Their defense lawyer criticized the court for handing down a hypocritical verdict compared to recent cases involving Islamist extremists in Tunisia.
"The sentence is very severe and not proportional to the actions of the women," said attorney Souhaib Bahri.
"When we think of the trial for those suspected of the attack on the U.S. embassy where there was death and major property damage and the defendants received just suspended sentences, we have to ask if there hasn't been a failure of justice," Bahri added, referring to mob attacks against the US embassy and an American school in Tunis last September. The unrest resulted in the deaths of four people.
The French foreign ministry also expressed its disappointment in the court's decision.
"Since we were hoping for a degree of clemency, we could only regret the severity of the penalty," the French foreign ministry said in a statement on Wednesday.
Hillier, Stern and Markmann staged a topless protest in front of Tunis' main courthouse on May 29 following the arrest of Tunisian activist Amina Sboui.

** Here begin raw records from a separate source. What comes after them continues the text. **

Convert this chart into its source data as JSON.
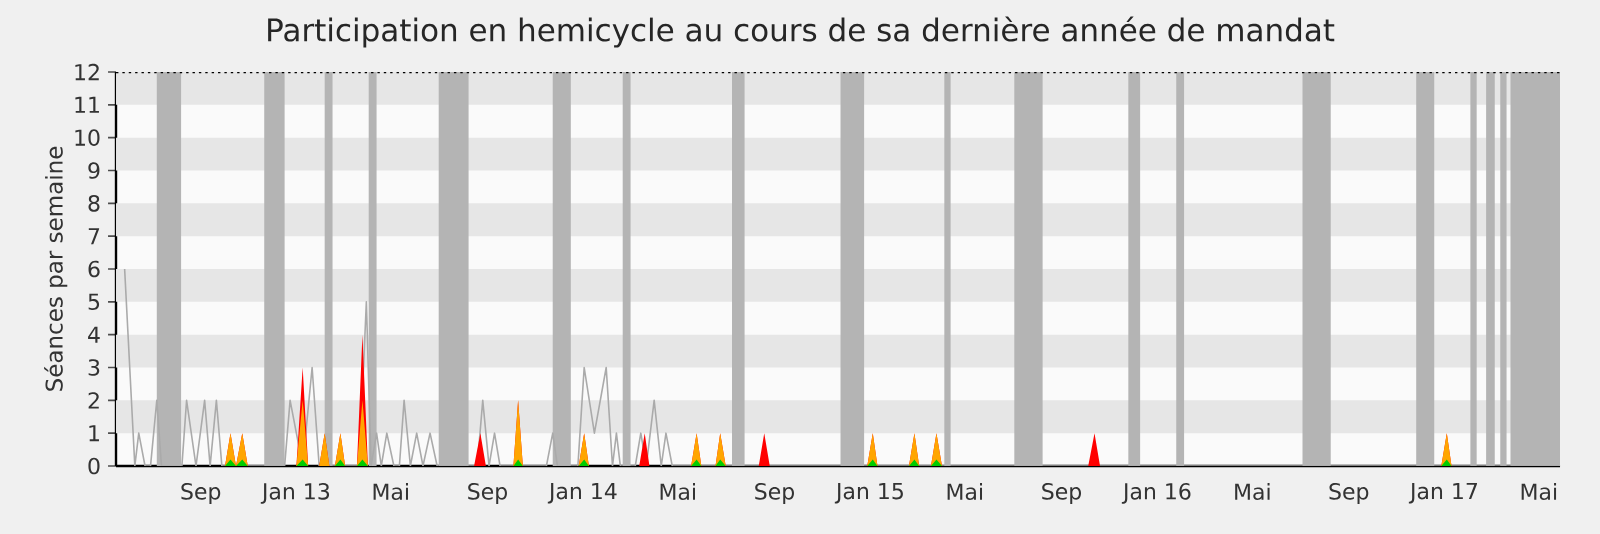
{
  "chart_data": {
    "type": "area",
    "title": "Participation en hemicycle au cours de sa dernière année de mandat",
    "ylabel": "Séances par semaine",
    "xlim": [
      "2012-05-16",
      "2017-05-28"
    ],
    "ylim": [
      0,
      12
    ],
    "xticks": [
      {
        "value": "2012-09-01",
        "label": "Sep"
      },
      {
        "value": "2013-01-01",
        "label": "Jan 13"
      },
      {
        "value": "2013-05-01",
        "label": "Mai"
      },
      {
        "value": "2013-09-01",
        "label": "Sep"
      },
      {
        "value": "2014-01-01",
        "label": "Jan 14"
      },
      {
        "value": "2014-05-01",
        "label": "Mai"
      },
      {
        "value": "2014-09-01",
        "label": "Sep"
      },
      {
        "value": "2015-01-01",
        "label": "Jan 15"
      },
      {
        "value": "2015-05-01",
        "label": "Mai"
      },
      {
        "value": "2015-09-01",
        "label": "Sep"
      },
      {
        "value": "2016-01-01",
        "label": "Jan 16"
      },
      {
        "value": "2016-05-01",
        "label": "Mai"
      },
      {
        "value": "2016-09-01",
        "label": "Sep"
      },
      {
        "value": "2017-01-01",
        "label": "Jan 17"
      },
      {
        "value": "2017-05-01",
        "label": "Mai"
      }
    ],
    "yticks": [
      0,
      1,
      2,
      3,
      4,
      5,
      6,
      7,
      8,
      9,
      10,
      11,
      12
    ],
    "bands": [
      {
        "axis": "y",
        "from": 1,
        "to": 2,
        "color": "#e6e6e6"
      },
      {
        "axis": "y",
        "from": 3,
        "to": 4,
        "color": "#e6e6e6"
      },
      {
        "axis": "y",
        "from": 5,
        "to": 6,
        "color": "#e6e6e6"
      },
      {
        "axis": "y",
        "from": 7,
        "to": 8,
        "color": "#e6e6e6"
      },
      {
        "axis": "y",
        "from": 9,
        "to": 10,
        "color": "#e6e6e6"
      },
      {
        "axis": "y",
        "from": 11,
        "to": 12,
        "color": "#e6e6e6"
      },
      {
        "axis": "x",
        "from": "2012-07-07",
        "to": "2012-08-07",
        "color": "#b4b4b4"
      },
      {
        "axis": "x",
        "from": "2012-11-21",
        "to": "2012-12-17",
        "color": "#b4b4b4"
      },
      {
        "axis": "x",
        "from": "2013-02-06",
        "to": "2013-02-16",
        "color": "#b4b4b4"
      },
      {
        "axis": "x",
        "from": "2013-04-03",
        "to": "2013-04-13",
        "color": "#b4b4b4"
      },
      {
        "axis": "x",
        "from": "2013-07-01",
        "to": "2013-08-08",
        "color": "#b4b4b4"
      },
      {
        "axis": "x",
        "from": "2013-11-23",
        "to": "2013-12-16",
        "color": "#b4b4b4"
      },
      {
        "axis": "x",
        "from": "2014-02-20",
        "to": "2014-03-02",
        "color": "#b4b4b4"
      },
      {
        "axis": "x",
        "from": "2014-07-09",
        "to": "2014-07-25",
        "color": "#b4b4b4"
      },
      {
        "axis": "x",
        "from": "2014-11-24",
        "to": "2014-12-24",
        "color": "#b4b4b4"
      },
      {
        "axis": "x",
        "from": "2015-04-05",
        "to": "2015-04-13",
        "color": "#b4b4b4"
      },
      {
        "axis": "x",
        "from": "2015-07-03",
        "to": "2015-08-08",
        "color": "#b4b4b4"
      },
      {
        "axis": "x",
        "from": "2015-11-25",
        "to": "2015-12-10",
        "color": "#b4b4b4"
      },
      {
        "axis": "x",
        "from": "2016-01-25",
        "to": "2016-02-04",
        "color": "#b4b4b4"
      },
      {
        "axis": "x",
        "from": "2016-07-04",
        "to": "2016-08-09",
        "color": "#b4b4b4"
      },
      {
        "axis": "x",
        "from": "2016-11-26",
        "to": "2016-12-19",
        "color": "#b4b4b4"
      },
      {
        "axis": "x",
        "from": "2017-02-03",
        "to": "2017-02-11",
        "color": "#b4b4b4"
      },
      {
        "axis": "x",
        "from": "2017-02-23",
        "to": "2017-03-06",
        "color": "#b4b4b4"
      },
      {
        "axis": "x",
        "from": "2017-03-13",
        "to": "2017-03-21",
        "color": "#b4b4b4"
      },
      {
        "axis": "x",
        "from": "2017-03-26",
        "to": "2017-05-28",
        "color": "#b4b4b4"
      }
    ],
    "ref_lines": [
      {
        "axis": "y",
        "value": 12,
        "color": "#000000",
        "line_style": "dotted"
      }
    ],
    "series": [
      {
        "type": "line",
        "color": "#aaaaaa",
        "x": [
          "2012-05-27",
          "2012-06-09",
          "2012-06-14",
          "2012-06-22",
          "2012-06-29",
          "2012-07-07",
          "2012-07-13",
          "2012-08-08",
          "2012-08-14",
          "2012-08-26",
          "2012-09-06",
          "2012-09-13",
          "2012-09-21",
          "2012-09-28",
          "2012-12-17",
          "2012-12-24",
          "2013-01-09",
          "2013-01-21",
          "2013-01-30",
          "2013-03-22",
          "2013-03-31",
          "2013-04-06",
          "2013-04-13",
          "2013-04-19",
          "2013-04-26",
          "2013-05-05",
          "2013-05-12",
          "2013-05-18",
          "2013-05-26",
          "2013-06-03",
          "2013-06-11",
          "2013-06-20",
          "2013-06-29",
          "2013-08-19",
          "2013-08-26",
          "2013-09-03",
          "2013-09-10",
          "2013-09-17",
          "2013-11-15",
          "2013-11-23",
          "2013-11-29",
          "2013-12-25",
          "2014-01-02",
          "2014-01-15",
          "2014-01-30",
          "2014-02-07",
          "2014-02-12",
          "2014-02-17",
          "2014-03-08",
          "2014-03-15",
          "2014-03-22",
          "2014-04-01",
          "2014-04-10",
          "2014-04-16",
          "2014-04-24",
          "2017-05-27"
        ],
        "values": [
          6,
          0,
          1,
          0,
          0,
          2,
          0,
          0,
          2,
          0,
          2,
          0,
          2,
          0,
          0,
          2,
          0,
          3,
          0,
          0,
          5,
          0,
          1,
          0,
          1,
          0,
          0,
          2,
          0,
          1,
          0,
          1,
          0,
          0,
          2,
          0,
          1,
          0,
          0,
          1,
          0,
          0,
          3,
          1,
          3,
          0,
          1,
          0,
          0,
          1,
          0,
          2,
          0,
          1,
          0,
          0
        ]
      },
      {
        "color": "#ff0000",
        "x": [
          "2012-10-02",
          "2012-10-09",
          "2012-10-16",
          "2012-10-24",
          "2012-10-31",
          "2013-01-01",
          "2013-01-09",
          "2013-01-16",
          "2013-01-30",
          "2013-02-06",
          "2013-02-12",
          "2013-02-19",
          "2013-02-26",
          "2013-03-04",
          "2013-03-19",
          "2013-03-26",
          "2013-04-02",
          "2013-08-15",
          "2013-08-23",
          "2013-08-30",
          "2013-10-04",
          "2013-10-10",
          "2013-10-16",
          "2013-12-26",
          "2014-01-02",
          "2014-01-08",
          "2014-03-13",
          "2014-03-20",
          "2014-03-26",
          "2014-05-18",
          "2014-05-25",
          "2014-05-31",
          "2014-06-18",
          "2014-06-24",
          "2014-07-01",
          "2014-08-12",
          "2014-08-19",
          "2014-08-26",
          "2014-12-28",
          "2015-01-04",
          "2015-01-10",
          "2015-02-19",
          "2015-02-26",
          "2015-03-04",
          "2015-03-19",
          "2015-03-26",
          "2015-04-02",
          "2015-10-05",
          "2015-10-13",
          "2015-10-20",
          "2016-12-28",
          "2017-01-04",
          "2017-01-10"
        ],
        "values": [
          0,
          1,
          0,
          1,
          0,
          0,
          3,
          0,
          0,
          1,
          0,
          0,
          1,
          0,
          0,
          4,
          0,
          0,
          1,
          0,
          0,
          2,
          0,
          0,
          1,
          0,
          0,
          1,
          0,
          0,
          1,
          0,
          0,
          1,
          0,
          0,
          1,
          0,
          0,
          1,
          0,
          0,
          1,
          0,
          0,
          1,
          0,
          0,
          1,
          0,
          0,
          1,
          0
        ]
      },
      {
        "color": "#ffa500",
        "x": [
          "2012-10-02",
          "2012-10-09",
          "2012-10-16",
          "2012-10-24",
          "2012-10-31",
          "2013-01-01",
          "2013-01-09",
          "2013-01-16",
          "2013-01-30",
          "2013-02-06",
          "2013-02-12",
          "2013-02-19",
          "2013-02-26",
          "2013-03-04",
          "2013-03-19",
          "2013-03-26",
          "2013-04-02",
          "2013-10-04",
          "2013-10-10",
          "2013-10-16",
          "2013-12-26",
          "2014-01-02",
          "2014-01-08",
          "2014-05-18",
          "2014-05-25",
          "2014-05-31",
          "2014-06-18",
          "2014-06-24",
          "2014-07-01",
          "2014-12-28",
          "2015-01-04",
          "2015-01-10",
          "2015-02-19",
          "2015-02-26",
          "2015-03-04",
          "2015-03-19",
          "2015-03-26",
          "2015-04-02",
          "2016-12-28",
          "2017-01-04",
          "2017-01-10"
        ],
        "values": [
          0,
          1,
          0,
          1,
          0,
          0,
          2,
          0,
          0,
          1,
          0,
          0,
          1,
          0,
          0,
          2,
          0,
          0,
          2,
          0,
          0,
          1,
          0,
          0,
          1,
          0,
          0,
          1,
          0,
          0,
          1,
          0,
          0,
          1,
          0,
          0,
          1,
          0,
          0,
          1,
          0
        ]
      },
      {
        "color": "#00cc00",
        "x": [
          "2012-10-02",
          "2012-10-09",
          "2012-10-16",
          "2012-10-24",
          "2012-10-31",
          "2013-01-01",
          "2013-01-09",
          "2013-01-16",
          "2013-02-19",
          "2013-02-26",
          "2013-03-04",
          "2013-03-19",
          "2013-03-26",
          "2013-04-02",
          "2013-10-04",
          "2013-10-10",
          "2013-10-16",
          "2013-12-26",
          "2014-01-02",
          "2014-01-08",
          "2014-05-18",
          "2014-05-25",
          "2014-05-31",
          "2014-06-18",
          "2014-06-24",
          "2014-07-01",
          "2014-12-28",
          "2015-01-04",
          "2015-01-10",
          "2015-02-19",
          "2015-02-26",
          "2015-03-04",
          "2015-03-19",
          "2015-03-26",
          "2015-04-02",
          "2016-12-28",
          "2017-01-04",
          "2017-01-10"
        ],
        "values": [
          0,
          0.2,
          0,
          0.2,
          0,
          0,
          0.2,
          0,
          0,
          0.2,
          0,
          0,
          0.2,
          0,
          0,
          0.2,
          0,
          0,
          0.2,
          0,
          0,
          0.2,
          0,
          0,
          0.2,
          0,
          0,
          0.2,
          0,
          0,
          0.2,
          0,
          0,
          0.2,
          0,
          0,
          0.2,
          0
        ]
      }
    ]
  }
}
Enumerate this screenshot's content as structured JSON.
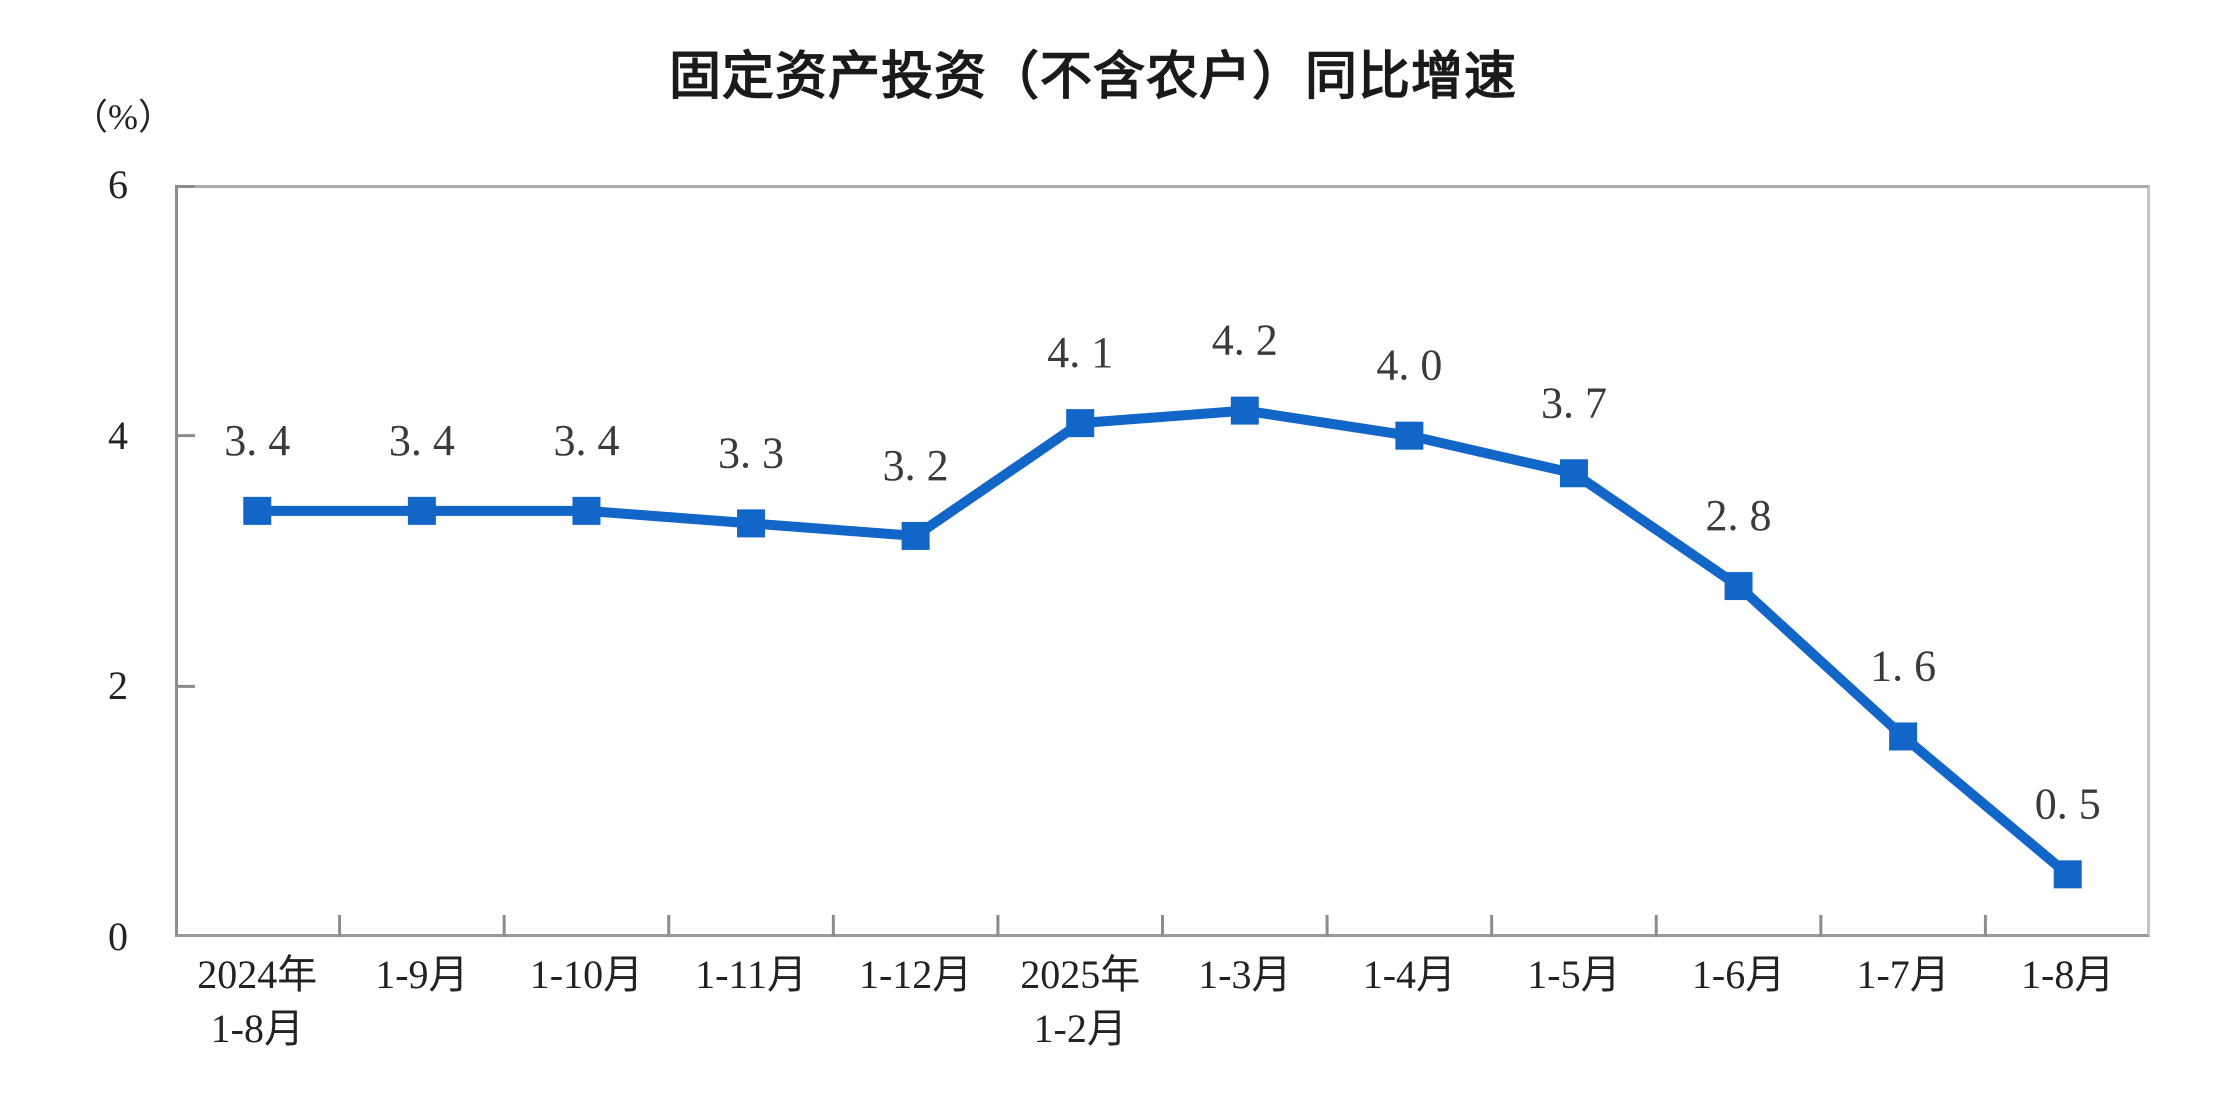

They were the first Femen activists to stage a protest in the Middle East.
Sboui had caught the public's attention in March when she protested women's rights by posting topless photos of herself online. On May 19, authorities in Kairouan, which lies about 160 kilometers (99 miles) south of Tunis, apprehended her for allegedly painting the word "Femen" on wall near a cemetery.
"We came to Tunisia to express our support for Amina [Sboui] who is a symbol during this political phase that Tunisia is going through," defendant Pauline Hilliers from France said through an interpreter during the trial.
"My passion is politics and not inciting debauchery," Hilliers said.
Femen vows to persevere
Femen group leader, Inna Shevchenko, told reporters that the verdict had only motivated the group to stage more protests in the Middle East.
"If they think they are going to stop feminist activity, Femen activity, by jailing women they're wrong," she told dpa in Paris, where Femen is now based.
"Now we see which way the Arab Spring is turning. They're scared of the liberation of women, which is the first step in the liberation of a country," Shevchenko told the news agency DPA.
Since the Arab Spring, Tunisia has seen conservative groups rise to power, while ultraconservative Salafi Muslim groups continue to fight for more influence over social policies.